Nvidia may be an interesting stock, but like most stock splits, a 10-for-1 stock split is nothing.
If you’re considering acquiring Nvidia, do so for reasons other than a stock split.
If you don’t know much about the semiconductor giant nvidia (NVDA -0.09%), is worth learning about as the company has recently had great success in the field of artificial intelligence (AI). Nvidia is often in the news, most recently with its 10:1 stock split that has intrigued many investors.

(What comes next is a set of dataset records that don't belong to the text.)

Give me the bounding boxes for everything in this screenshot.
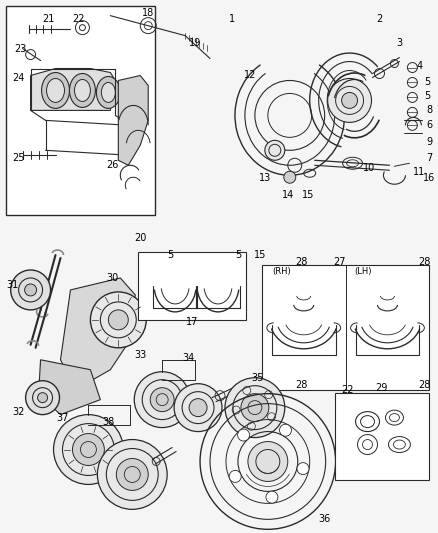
Circle shape bbox=[279, 424, 291, 436]
Text: (LH): (LH) bbox=[354, 268, 371, 277]
Circle shape bbox=[150, 387, 174, 411]
Text: 5: 5 bbox=[235, 250, 241, 260]
Ellipse shape bbox=[96, 77, 120, 108]
Text: 15: 15 bbox=[254, 250, 266, 260]
Circle shape bbox=[97, 440, 167, 510]
Text: 15: 15 bbox=[301, 190, 314, 200]
Circle shape bbox=[11, 270, 50, 310]
Text: 17: 17 bbox=[186, 317, 198, 327]
Circle shape bbox=[266, 491, 278, 503]
Text: 28: 28 bbox=[296, 379, 308, 390]
Circle shape bbox=[229, 471, 241, 482]
Circle shape bbox=[25, 284, 37, 296]
Polygon shape bbox=[118, 76, 148, 165]
Text: 26: 26 bbox=[106, 160, 119, 170]
Text: 5: 5 bbox=[424, 77, 431, 87]
Text: 3: 3 bbox=[396, 38, 403, 47]
Circle shape bbox=[25, 381, 60, 415]
Text: 7: 7 bbox=[426, 154, 432, 163]
Text: 28: 28 bbox=[418, 257, 431, 267]
Circle shape bbox=[297, 463, 309, 474]
Text: 13: 13 bbox=[259, 173, 271, 183]
Text: 5: 5 bbox=[424, 92, 431, 101]
Text: 32: 32 bbox=[12, 407, 25, 417]
Ellipse shape bbox=[74, 79, 90, 101]
Text: 14: 14 bbox=[282, 190, 294, 200]
Circle shape bbox=[248, 441, 288, 481]
Text: 23: 23 bbox=[14, 44, 27, 54]
Text: 20: 20 bbox=[134, 233, 146, 243]
Ellipse shape bbox=[46, 78, 64, 102]
Circle shape bbox=[225, 378, 285, 438]
Polygon shape bbox=[39, 360, 100, 415]
Text: 35: 35 bbox=[252, 373, 264, 383]
Circle shape bbox=[237, 429, 250, 441]
Text: 27: 27 bbox=[333, 257, 346, 267]
Text: 4: 4 bbox=[416, 61, 422, 70]
Circle shape bbox=[328, 78, 371, 123]
Text: 22: 22 bbox=[341, 385, 354, 394]
Ellipse shape bbox=[42, 72, 70, 108]
Circle shape bbox=[108, 310, 128, 330]
Circle shape bbox=[90, 292, 146, 348]
Text: 19: 19 bbox=[189, 38, 201, 47]
Text: 37: 37 bbox=[57, 413, 69, 423]
Text: 28: 28 bbox=[296, 257, 308, 267]
Text: 18: 18 bbox=[142, 7, 154, 18]
Text: 1: 1 bbox=[229, 14, 235, 23]
Text: 12: 12 bbox=[244, 70, 256, 80]
Circle shape bbox=[134, 372, 190, 427]
Circle shape bbox=[342, 92, 357, 108]
Circle shape bbox=[284, 171, 296, 183]
Text: 8: 8 bbox=[426, 106, 432, 116]
Circle shape bbox=[265, 140, 285, 160]
Text: 33: 33 bbox=[134, 350, 146, 360]
Text: 25: 25 bbox=[12, 154, 25, 163]
Text: 2: 2 bbox=[376, 14, 383, 23]
Bar bbox=[335, 393, 429, 480]
Text: 21: 21 bbox=[42, 14, 55, 23]
Circle shape bbox=[38, 393, 48, 402]
Text: 34: 34 bbox=[182, 353, 194, 363]
Text: 6: 6 bbox=[426, 120, 432, 131]
Text: 10: 10 bbox=[364, 163, 376, 173]
Circle shape bbox=[72, 433, 104, 465]
Bar bbox=[262, 265, 429, 390]
Bar bbox=[138, 252, 246, 320]
Text: 22: 22 bbox=[72, 14, 85, 23]
Text: 5: 5 bbox=[167, 250, 173, 260]
Text: 38: 38 bbox=[102, 417, 114, 426]
Polygon shape bbox=[60, 278, 135, 390]
Polygon shape bbox=[31, 69, 115, 110]
Text: 28: 28 bbox=[418, 379, 431, 390]
Text: 31: 31 bbox=[7, 280, 19, 290]
Ellipse shape bbox=[70, 74, 95, 108]
Text: 16: 16 bbox=[423, 173, 435, 183]
Text: 11: 11 bbox=[413, 167, 425, 177]
Text: 24: 24 bbox=[12, 74, 25, 84]
Text: (RH): (RH) bbox=[272, 268, 291, 277]
Text: 9: 9 bbox=[426, 138, 432, 147]
Text: 36: 36 bbox=[318, 514, 331, 524]
Circle shape bbox=[53, 415, 124, 484]
Circle shape bbox=[117, 458, 148, 490]
Bar bbox=[6, 6, 155, 215]
Ellipse shape bbox=[101, 83, 115, 102]
Circle shape bbox=[189, 399, 207, 417]
Circle shape bbox=[174, 384, 222, 432]
Text: 30: 30 bbox=[106, 273, 118, 283]
Circle shape bbox=[241, 394, 269, 422]
Text: 29: 29 bbox=[375, 383, 388, 393]
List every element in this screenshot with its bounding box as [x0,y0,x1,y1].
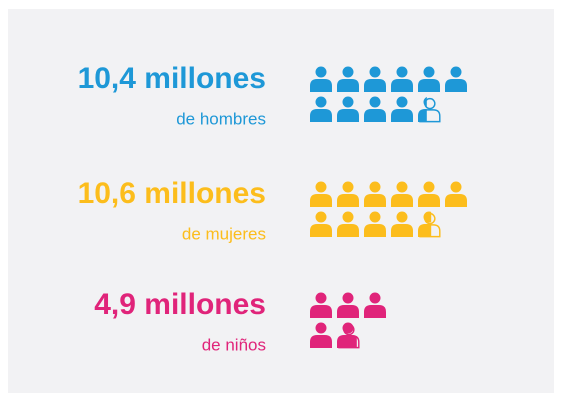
person-icon [310,66,332,92]
category-label: de hombres [176,109,266,128]
icon-fill [445,181,467,207]
person-icon [337,181,359,207]
person-icon [391,96,413,122]
person-icon [364,96,386,122]
icon-fill [337,322,357,348]
icon-fill [337,96,359,122]
person-icon [418,181,440,207]
person-icon [418,211,441,238]
person-icon [364,66,386,92]
icon-fill [337,181,359,207]
person-icon [445,66,467,92]
icon-fill [445,66,467,92]
category-label: de mujeres [182,224,266,243]
value-label: 10,6 millones [78,177,266,210]
icon-fill [310,66,332,92]
person-icon [337,211,359,237]
category-label: de niños [202,335,266,354]
person-icon [337,66,359,92]
icon-fill [364,181,386,207]
icon-fill [337,211,359,237]
person-icon [418,66,440,92]
icon-fill [418,66,440,92]
icon-fill [391,96,413,122]
person-icon [337,96,359,122]
value-label: 10,4 millones [78,62,266,95]
person-icon [310,322,332,348]
person-icon [364,292,386,318]
icon-fill [310,322,332,348]
icon-fill [310,211,332,237]
icon-fill [418,181,440,207]
icon-fill [364,66,386,92]
person-icon [337,322,360,349]
person-icon [391,66,413,92]
person-icon [391,181,413,207]
person-icon [310,292,332,318]
person-icon [445,181,467,207]
icon-fill [391,181,413,207]
person-icon [418,97,441,123]
icon-fill [391,211,413,237]
icon-fill [310,96,332,122]
person-icon [391,211,413,237]
icon-fill [418,97,427,122]
person-icon [310,96,332,122]
person-icon [337,292,359,318]
icon-fill [337,292,359,318]
icon-fill [310,292,332,318]
person-icon [364,211,386,237]
value-label: 4,9 millones [94,288,266,321]
person-icon [364,181,386,207]
icon-fill [391,66,413,92]
person-icon [310,211,332,237]
icon-fill [310,181,332,207]
icon-fill [364,96,386,122]
icon-fill [337,66,359,92]
person-icon [310,181,332,207]
icon-fill [364,211,386,237]
icon-fill [418,211,432,237]
icon-fill [364,292,386,318]
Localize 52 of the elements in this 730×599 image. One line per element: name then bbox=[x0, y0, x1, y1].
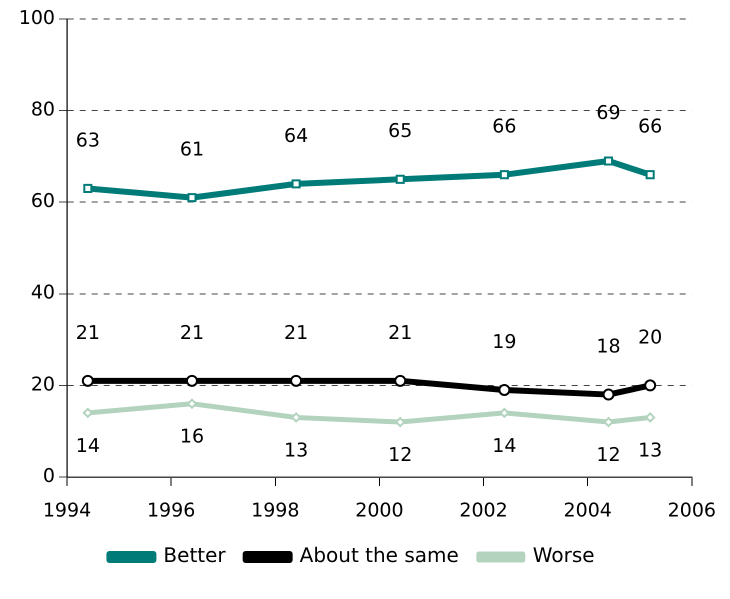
data-label: 63 bbox=[76, 129, 100, 152]
point bbox=[186, 374, 198, 387]
data-label: 14 bbox=[492, 434, 516, 457]
data-label: 13 bbox=[284, 439, 308, 462]
x-tick-label: 2000 bbox=[355, 499, 404, 522]
point bbox=[290, 374, 302, 387]
y-tick-label: 20 bbox=[30, 373, 55, 396]
data-label: 66 bbox=[638, 116, 662, 138]
data-label: 61 bbox=[180, 138, 204, 161]
y-tick-label: 60 bbox=[30, 190, 55, 212]
legend-label: About the same bbox=[300, 543, 459, 568]
y-tick-label: 40 bbox=[30, 282, 55, 304]
x-tick-label: 2004 bbox=[564, 499, 612, 522]
point bbox=[646, 170, 655, 180]
point bbox=[498, 384, 510, 396]
point bbox=[394, 374, 406, 387]
legend-label: Better bbox=[163, 543, 226, 568]
data-label: 18 bbox=[596, 335, 621, 358]
point bbox=[292, 179, 301, 188]
data-label: 66 bbox=[492, 116, 516, 138]
data-label: 21 bbox=[284, 322, 308, 344]
y-tick-label: 80 bbox=[30, 98, 55, 121]
data-label: 21 bbox=[76, 322, 100, 344]
point bbox=[83, 184, 92, 193]
x-tick-label: 1998 bbox=[251, 499, 300, 522]
data-label: 20 bbox=[638, 326, 662, 348]
point bbox=[396, 174, 405, 184]
data-label: 65 bbox=[388, 120, 412, 142]
point bbox=[604, 156, 614, 166]
data-label: 21 bbox=[180, 322, 204, 344]
data-label: 64 bbox=[284, 124, 308, 147]
x-tick-label: 1996 bbox=[146, 499, 196, 522]
point bbox=[187, 193, 196, 202]
point bbox=[645, 412, 656, 422]
x-tick-label: 2006 bbox=[668, 499, 716, 522]
legend-label: Worse bbox=[532, 543, 595, 568]
y-tick-label: 100 bbox=[18, 6, 55, 29]
data-label: 12 bbox=[596, 444, 621, 466]
data-label: 69 bbox=[596, 102, 621, 124]
data-label: 14 bbox=[76, 434, 100, 457]
point bbox=[602, 388, 615, 401]
point bbox=[644, 379, 656, 392]
y-tick-label: 0 bbox=[42, 464, 55, 487]
data-label: 12 bbox=[388, 444, 412, 466]
data-label: 13 bbox=[638, 439, 662, 462]
data-label: 21 bbox=[388, 322, 412, 344]
point bbox=[82, 374, 94, 387]
x-tick-label: 1994 bbox=[42, 499, 92, 522]
point bbox=[500, 170, 509, 180]
x-tick-label: 2002 bbox=[459, 499, 508, 522]
data-label: 19 bbox=[492, 330, 516, 353]
data-label: 16 bbox=[180, 426, 204, 448]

But most stock splits, including this one, aren’t as exciting as they seem. Before dealing with the stock split, the company Nvidia is exciting. The stock performance certainly looks like this:
period | average annual stock profit |
---|---|
last year | 192% |
last 3 years | 89% |
last 5 years | 103% |
last 10 years | 73% |
last 15 years | 50% |
That’s a striking number. A 50% annual return increases your investment by more than 437 times over 15 years! If you’ve only owned Nvidia over the last five years, the value of your stake would have doubled every year on average.
The reason Nvidia’s stock performance is interesting is because its underlying business is interesting. Over the years, Nvidia has grown from a gaming chip specialist to a company that now generates most of its revenue from data center technology. This is because as the spread of artificial intelligence (AI) rapidly increases, more and more semiconductor firepower is required.
Check out some more interesting numbers from Nvidia:
year | Total revenue (in billions) |
---|---|
2024 | $60.9 |
2023 | $27.0 |
2022 | $27.9 |
2021 | $16.7 |
2020 | $10.9 |
2019 | $11.7 |
2018 | $9.7 |
2017 | $6.9 |
2016 | $5.0 |
Nvidia’s first quarter fiscal 2025 revenue increased a whopping 262% year over year! And as artificial intelligence fuels further growth in data centers, total revenue over the past 12 months reached nearly $80 billion. (In fact, AI may even fuel further growth for Nvidia’s gaming business.)
Nvidia’s stock split isn’t that exciting.
Despite the justified enthusiasm for Nvidia and its stock, the excitement over the 10-for-1 stock split (which occurred on June 7) is misplaced. As of June 3, the stock has surged more than 20% since the company reported impressive first-quarter results and announced a stock split on May 22.
What is a stock split?
A stock split increases the number of shares while simultaneously reducing the value of each share proportionally. The typical split formula is 2:1, so you get two shares for every share you owned before the split, and the stock price is cut in half. But let’s see what happens with Nvidia’s split.
Imagine you own 10 shares of Nvidia stock at a price of $1,160 per share before the split. The total value of your shares is $11,600. If the stock splits, you end up with 100 shares. But the stock price will suddenly be about a tenth of its previous price. That’s about $116 per share. Multiplying 100 shares by the $116 price gives a total value of $11,600.
Stock splits are mostly accounting events and are nothing to most investors. However, in some cases, as in this case, a split can raise the stock price to a level suitable for more investors. With Nvidia stock costing more than $1,100 before the split, many people probably thought they couldn’t afford the stock for a penny.
What is a reverse stock split?
It’s worth noting that reverse stock splits also exist, which makes a bit more sense since they’re typically performed by struggling companies. Reverse splits help boost the price of a stock, preventing it from being delisted from stock exchanges and keeping it from looking like a risky penny stock.
If Nvidia executes a 1:10 reverse split, your 10 shares will become 1 share, which is approximately 10 times the shares traded before the split. Again, the total value does not change.
Should you buy Nvidia stock?
Stock split aside, the question most people have about Nvidia is: Is it too late to buy stock now?
There is no one answer to that question that is right for everyone, and opinions will generally differ on stock valuation. Many people see Nvidia’s stock as overvalued at recent levels, and that’s fair. For example, its recent price-to-sales ratio was 36, well above its five-year average of 19.
However, given how quickly the business is growing, it’s also reasonable to believe that the seemingly steep valuation may not be so absurd. (Note that it has been overrated for years.)
So, learn more about the company and crunch the numbers for yourself. If you plan to buy and hold for a long time, buying now may be a smart move. Even if there is a downturn in the near term, the company has a lot of long-term growth potential. But if you are risk averse or afraid of volatility, look elsewhere.